As has been pointed out, such a view actually turns Van Vogt into an Anarchist. He himself would've been most surprised at this definition, as he had mostly a conservative outlook on life in many ways (the man was, after all, born in 1912.) This is why the above essay calls him an "unconscious anarchist".
But it seems that his vision was in fact much further reaching than he realized. The approach of Integrative Holistic Thinking, which takes all the relevant factors into account, no matter how "far-fetched" they may be - does have the capacity to create a world where each person is capable of fully thinking for themselves, and thus no "leaders" are necessary.
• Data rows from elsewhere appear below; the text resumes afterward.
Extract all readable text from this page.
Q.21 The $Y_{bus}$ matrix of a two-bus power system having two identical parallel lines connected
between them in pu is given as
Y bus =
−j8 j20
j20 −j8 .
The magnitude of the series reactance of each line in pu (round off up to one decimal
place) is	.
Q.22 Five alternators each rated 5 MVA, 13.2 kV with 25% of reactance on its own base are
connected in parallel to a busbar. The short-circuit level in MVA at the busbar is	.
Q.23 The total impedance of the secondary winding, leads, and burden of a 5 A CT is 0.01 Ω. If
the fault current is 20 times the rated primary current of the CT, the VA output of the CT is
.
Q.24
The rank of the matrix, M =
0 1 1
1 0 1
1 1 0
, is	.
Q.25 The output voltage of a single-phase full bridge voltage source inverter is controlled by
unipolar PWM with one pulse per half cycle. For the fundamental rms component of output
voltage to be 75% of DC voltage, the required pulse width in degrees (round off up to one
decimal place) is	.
Appropriately, as we're already dealing with Holism here, we find support for Van Vogt's theory from the entirely unexpected field of Martial Arts. The following study looks into the role of Tai Chi in stress-management and personal well-being. One researcher found that the Tai Chi exercise system elicits "an integrated hypothalamic response, the cortical-thalamic pause which leads to decreased activity of the sympathetic nervous system and relaxes the skeletal muscles, decreases blood pressure, respiration and pupil constriction" (emphasis mine.)
It would appear that proficient Tai Chi practitioners reach the same psychological state that Van Vogt sees as vital to the development of our thinking faculty. Thus they stand on the threshold of benefiting from the same "superhuman" abilities with which he endows his hero, Go-sane. If we wish to follow in their direction, then Null-A would seem to be the way to go.